D’autres d’éléments autour de l’arrestation d’Anand Kumar Ramdhany me troublent également. Les événements se sont déroulés ainsi : une femme rapporte le vol de sa montre le 17 juillet dernier au poste de police de Plaine-des-Papayes. Le 25 juillet à 9 heures, le mari de la plaignante est arrêté. Il avoue le vol et affirme qu’il a vendu la montre à Anand Kumar Ramdhany. Quelques heures après, ce dernier est arrêté, mais nie avoir acheté la montre. Une fouille de son domicile, effectuée le même jour, n’aboutit à rien.

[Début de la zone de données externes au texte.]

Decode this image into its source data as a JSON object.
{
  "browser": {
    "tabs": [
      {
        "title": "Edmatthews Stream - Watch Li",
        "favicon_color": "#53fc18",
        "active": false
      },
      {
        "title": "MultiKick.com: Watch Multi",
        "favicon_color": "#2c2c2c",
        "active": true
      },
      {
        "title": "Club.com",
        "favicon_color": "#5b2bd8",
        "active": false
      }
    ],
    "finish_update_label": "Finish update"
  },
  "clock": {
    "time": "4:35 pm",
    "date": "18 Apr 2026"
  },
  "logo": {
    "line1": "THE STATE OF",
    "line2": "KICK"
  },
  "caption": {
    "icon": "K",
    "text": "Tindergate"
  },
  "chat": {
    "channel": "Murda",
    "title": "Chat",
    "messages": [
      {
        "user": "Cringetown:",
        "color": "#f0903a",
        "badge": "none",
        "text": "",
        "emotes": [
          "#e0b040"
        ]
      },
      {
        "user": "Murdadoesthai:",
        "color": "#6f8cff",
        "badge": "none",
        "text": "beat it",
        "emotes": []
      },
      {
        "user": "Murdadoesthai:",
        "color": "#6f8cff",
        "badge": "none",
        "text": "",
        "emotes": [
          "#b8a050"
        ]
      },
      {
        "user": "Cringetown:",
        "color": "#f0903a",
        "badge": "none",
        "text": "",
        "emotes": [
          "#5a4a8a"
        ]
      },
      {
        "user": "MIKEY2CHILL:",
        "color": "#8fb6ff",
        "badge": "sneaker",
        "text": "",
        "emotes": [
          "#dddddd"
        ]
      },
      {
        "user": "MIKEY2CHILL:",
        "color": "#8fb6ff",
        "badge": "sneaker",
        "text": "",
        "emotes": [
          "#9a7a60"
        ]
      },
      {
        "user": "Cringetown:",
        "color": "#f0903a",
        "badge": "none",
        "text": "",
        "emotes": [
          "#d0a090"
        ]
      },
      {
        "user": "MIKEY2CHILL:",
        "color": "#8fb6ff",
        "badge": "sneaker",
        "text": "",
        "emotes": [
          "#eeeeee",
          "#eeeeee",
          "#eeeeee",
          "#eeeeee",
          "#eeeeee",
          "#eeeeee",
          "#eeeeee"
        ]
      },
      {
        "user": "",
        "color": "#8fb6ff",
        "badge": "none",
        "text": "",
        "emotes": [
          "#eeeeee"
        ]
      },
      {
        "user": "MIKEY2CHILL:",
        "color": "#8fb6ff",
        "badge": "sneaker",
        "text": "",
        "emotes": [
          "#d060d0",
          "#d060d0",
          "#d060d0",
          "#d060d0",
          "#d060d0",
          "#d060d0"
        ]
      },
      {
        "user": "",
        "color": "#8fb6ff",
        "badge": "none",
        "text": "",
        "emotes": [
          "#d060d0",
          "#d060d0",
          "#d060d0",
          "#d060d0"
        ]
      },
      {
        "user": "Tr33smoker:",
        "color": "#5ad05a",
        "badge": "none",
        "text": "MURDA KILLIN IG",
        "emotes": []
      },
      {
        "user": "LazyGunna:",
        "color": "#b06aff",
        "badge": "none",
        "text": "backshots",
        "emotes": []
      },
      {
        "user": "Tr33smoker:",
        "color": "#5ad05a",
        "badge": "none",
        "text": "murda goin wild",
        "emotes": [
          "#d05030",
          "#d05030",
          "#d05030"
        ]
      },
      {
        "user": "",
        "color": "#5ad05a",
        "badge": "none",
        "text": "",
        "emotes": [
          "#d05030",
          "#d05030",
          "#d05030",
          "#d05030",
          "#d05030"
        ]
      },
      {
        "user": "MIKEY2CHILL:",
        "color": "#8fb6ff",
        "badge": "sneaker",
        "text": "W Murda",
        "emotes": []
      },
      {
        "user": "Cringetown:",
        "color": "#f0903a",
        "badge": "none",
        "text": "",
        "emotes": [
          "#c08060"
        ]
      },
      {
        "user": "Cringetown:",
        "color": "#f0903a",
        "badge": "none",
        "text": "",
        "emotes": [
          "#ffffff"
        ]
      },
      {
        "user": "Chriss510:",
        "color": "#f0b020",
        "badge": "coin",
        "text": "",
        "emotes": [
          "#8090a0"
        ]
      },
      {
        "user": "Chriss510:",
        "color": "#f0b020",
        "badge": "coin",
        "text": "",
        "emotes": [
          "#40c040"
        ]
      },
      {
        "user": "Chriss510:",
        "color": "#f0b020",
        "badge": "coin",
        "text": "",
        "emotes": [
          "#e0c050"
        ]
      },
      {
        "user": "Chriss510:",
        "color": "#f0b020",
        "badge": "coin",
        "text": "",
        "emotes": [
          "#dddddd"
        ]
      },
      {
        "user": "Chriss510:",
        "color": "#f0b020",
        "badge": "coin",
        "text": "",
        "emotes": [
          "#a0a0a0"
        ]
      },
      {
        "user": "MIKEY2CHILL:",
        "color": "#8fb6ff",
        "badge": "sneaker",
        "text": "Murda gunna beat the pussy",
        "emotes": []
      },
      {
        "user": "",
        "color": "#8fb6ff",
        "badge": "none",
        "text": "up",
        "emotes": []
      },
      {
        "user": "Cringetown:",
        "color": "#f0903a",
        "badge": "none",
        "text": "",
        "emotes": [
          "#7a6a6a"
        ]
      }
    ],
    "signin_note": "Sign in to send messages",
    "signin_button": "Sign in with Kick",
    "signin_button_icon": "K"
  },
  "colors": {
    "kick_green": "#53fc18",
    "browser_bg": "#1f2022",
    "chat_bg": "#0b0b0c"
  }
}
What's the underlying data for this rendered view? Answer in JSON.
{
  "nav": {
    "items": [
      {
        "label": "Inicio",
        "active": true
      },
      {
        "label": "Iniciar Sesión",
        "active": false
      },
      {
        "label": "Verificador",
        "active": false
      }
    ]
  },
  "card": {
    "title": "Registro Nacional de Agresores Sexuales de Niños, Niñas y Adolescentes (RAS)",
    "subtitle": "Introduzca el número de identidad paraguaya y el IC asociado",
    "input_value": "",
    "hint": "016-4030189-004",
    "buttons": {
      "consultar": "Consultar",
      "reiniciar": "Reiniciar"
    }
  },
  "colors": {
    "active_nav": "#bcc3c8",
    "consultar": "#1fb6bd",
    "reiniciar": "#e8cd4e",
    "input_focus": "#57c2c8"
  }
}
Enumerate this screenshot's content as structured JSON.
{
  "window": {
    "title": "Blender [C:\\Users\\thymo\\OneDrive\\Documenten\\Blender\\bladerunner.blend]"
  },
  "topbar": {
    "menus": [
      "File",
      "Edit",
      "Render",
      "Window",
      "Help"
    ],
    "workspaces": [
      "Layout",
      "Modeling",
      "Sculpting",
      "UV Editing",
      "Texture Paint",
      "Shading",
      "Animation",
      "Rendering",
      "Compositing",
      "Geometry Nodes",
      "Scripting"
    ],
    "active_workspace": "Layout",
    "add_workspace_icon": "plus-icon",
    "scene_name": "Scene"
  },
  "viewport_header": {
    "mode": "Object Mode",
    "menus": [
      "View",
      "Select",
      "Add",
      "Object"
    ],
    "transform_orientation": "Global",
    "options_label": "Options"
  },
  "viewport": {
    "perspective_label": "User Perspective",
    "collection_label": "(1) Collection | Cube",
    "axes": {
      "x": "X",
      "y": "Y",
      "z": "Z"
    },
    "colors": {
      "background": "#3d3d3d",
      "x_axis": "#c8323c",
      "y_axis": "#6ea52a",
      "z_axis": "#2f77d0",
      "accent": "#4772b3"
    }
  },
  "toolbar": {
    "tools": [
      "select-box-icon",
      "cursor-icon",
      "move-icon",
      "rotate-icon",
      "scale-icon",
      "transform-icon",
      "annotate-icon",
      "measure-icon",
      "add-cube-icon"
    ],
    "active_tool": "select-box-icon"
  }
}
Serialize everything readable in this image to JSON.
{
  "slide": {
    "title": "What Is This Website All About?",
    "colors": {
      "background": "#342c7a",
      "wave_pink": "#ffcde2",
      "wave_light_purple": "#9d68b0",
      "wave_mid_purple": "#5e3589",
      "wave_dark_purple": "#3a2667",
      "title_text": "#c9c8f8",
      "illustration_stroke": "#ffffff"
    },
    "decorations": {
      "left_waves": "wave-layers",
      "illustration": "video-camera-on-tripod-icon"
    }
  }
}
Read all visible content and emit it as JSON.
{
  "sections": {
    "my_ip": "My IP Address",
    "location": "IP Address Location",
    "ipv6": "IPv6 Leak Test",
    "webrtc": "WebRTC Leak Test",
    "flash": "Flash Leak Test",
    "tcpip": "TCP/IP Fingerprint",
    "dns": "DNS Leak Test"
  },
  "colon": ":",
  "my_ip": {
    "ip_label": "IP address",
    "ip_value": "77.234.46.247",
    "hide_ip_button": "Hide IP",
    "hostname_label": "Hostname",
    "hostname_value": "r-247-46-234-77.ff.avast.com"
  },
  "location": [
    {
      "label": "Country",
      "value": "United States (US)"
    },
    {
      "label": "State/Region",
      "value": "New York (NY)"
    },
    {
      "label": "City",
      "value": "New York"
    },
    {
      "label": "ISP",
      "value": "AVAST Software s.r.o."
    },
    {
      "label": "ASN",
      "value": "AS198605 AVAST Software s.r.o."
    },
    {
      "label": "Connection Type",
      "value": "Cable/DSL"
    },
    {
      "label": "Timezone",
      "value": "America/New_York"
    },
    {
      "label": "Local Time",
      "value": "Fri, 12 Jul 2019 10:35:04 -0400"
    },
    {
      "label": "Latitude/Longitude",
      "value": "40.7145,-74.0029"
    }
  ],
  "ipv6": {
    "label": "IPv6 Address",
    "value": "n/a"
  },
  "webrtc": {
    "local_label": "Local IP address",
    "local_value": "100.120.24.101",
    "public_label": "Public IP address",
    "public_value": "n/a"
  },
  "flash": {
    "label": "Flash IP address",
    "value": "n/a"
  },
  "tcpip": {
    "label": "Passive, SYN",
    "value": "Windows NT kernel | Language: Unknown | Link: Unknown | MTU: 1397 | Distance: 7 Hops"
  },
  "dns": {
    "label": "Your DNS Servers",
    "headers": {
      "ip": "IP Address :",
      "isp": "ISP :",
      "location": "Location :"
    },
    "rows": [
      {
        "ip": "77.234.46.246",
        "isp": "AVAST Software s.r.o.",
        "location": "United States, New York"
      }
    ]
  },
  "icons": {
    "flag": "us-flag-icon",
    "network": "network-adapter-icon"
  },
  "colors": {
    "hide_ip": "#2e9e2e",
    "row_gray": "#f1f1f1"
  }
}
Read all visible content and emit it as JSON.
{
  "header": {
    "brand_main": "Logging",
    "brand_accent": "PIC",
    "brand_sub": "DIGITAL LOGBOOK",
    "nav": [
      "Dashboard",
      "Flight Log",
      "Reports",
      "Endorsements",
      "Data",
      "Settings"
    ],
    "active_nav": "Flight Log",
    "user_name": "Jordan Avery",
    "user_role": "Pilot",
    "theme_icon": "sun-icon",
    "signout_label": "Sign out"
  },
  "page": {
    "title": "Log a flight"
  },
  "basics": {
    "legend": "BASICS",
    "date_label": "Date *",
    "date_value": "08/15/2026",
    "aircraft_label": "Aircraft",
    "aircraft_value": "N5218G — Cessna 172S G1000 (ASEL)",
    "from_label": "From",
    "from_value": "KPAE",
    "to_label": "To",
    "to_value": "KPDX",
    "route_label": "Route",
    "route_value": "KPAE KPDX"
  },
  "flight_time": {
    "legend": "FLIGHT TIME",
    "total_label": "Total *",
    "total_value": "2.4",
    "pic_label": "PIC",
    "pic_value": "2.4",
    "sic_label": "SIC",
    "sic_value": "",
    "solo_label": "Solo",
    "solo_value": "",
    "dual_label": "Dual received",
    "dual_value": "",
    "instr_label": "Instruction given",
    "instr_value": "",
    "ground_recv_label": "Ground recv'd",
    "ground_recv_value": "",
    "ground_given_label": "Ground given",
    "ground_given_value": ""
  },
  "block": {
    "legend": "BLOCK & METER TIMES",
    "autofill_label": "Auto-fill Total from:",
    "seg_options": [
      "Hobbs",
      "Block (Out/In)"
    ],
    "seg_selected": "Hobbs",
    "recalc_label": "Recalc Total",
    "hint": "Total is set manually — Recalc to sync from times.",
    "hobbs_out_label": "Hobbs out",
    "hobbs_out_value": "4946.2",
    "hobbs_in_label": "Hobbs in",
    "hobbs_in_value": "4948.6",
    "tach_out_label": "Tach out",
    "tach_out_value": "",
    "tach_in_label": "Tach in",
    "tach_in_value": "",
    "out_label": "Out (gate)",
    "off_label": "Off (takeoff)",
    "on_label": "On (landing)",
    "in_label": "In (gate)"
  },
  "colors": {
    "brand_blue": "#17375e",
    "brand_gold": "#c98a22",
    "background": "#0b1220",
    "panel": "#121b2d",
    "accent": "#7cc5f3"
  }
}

Et la police attend le lendemain pour l’emmener en cour.

? En quoi est-ce un problème s’il n’est présenté en cour que le lendemain de son arrestation ?

Selon nos textes de loi, dès qu’une personne est arrêtée, elle doit être présentée en cour à la première occasion. La justice siégeait le jour de l’arrestation d’Anand Kumar Ramdhany. Mais c’est le 26 juillet qu’une accusation provisoire est logée contre lui. Autre détail important : dans l’acte d’accusation provisoire, on note que le vol a eu lieu en mai 2011. Or, cela contredit la déclaration de la plaignante qui avait affirmé que le vol avait eu lieu le 17 juillet entre 6 h 30 et 17 h 30.

? Une contradiction qui crée le doute…

Bien sûr. Autre chose me chiffonne. Selon la réponse du Premier ministre, rien n’a été trouvé chez Anand Kumar Ramdhany qui pourrait l’incriminer. De ce fait, je trouve cela bizarre que la police ait objecté à sa libération sous caution. La cour décide alors de le maintenir en détention jusqu’au 2 août. Le 30 juillet, on apprendra sa mort au poste de police de Rivière-du-Rempart.

? Vous évoquiez à l’assemblée le non-respect des procédures par la police…

Je me demande si la famille Ramdhany a été informée de ses droits quand la police lui a appris la mort d’Anand Kumar Ramdhany en cellule. Il faut également noter que les standing orders de la police stipulent qu’à toute heure, un policier doit vérifier les cellules et doit le signaler dans le registre du poste de police. Je me demande aussi pourquoi la police n’a pris aucune déclaration du suspect, alors que ce dernier a passé quatre jours en cellule… Pour en revenir à la déclaration faite à la police concernant le vol de la montre, je trouve particulièrement étranges les précisions apportées par la plaignante. Dans un premier temps, elle affirme que le vol s’est passé le 17 juillet entre 6 h 30 et 17 h 30. Soit une déclaration très précise. Or, selon la déclaration du Premier ministre à l’Assemblée nationale, la police s’est rendue chez la plaignante deux jours après la mort d’Anand Kumar Ramdhany et la femme a alors affirmé qu’il était possible que le vol se soit déroulé en mai.

? Que suggérez-vous pour tirer cette affaire au clair ?

Qu’une enquête soit menée par une personne indépendante et compétente.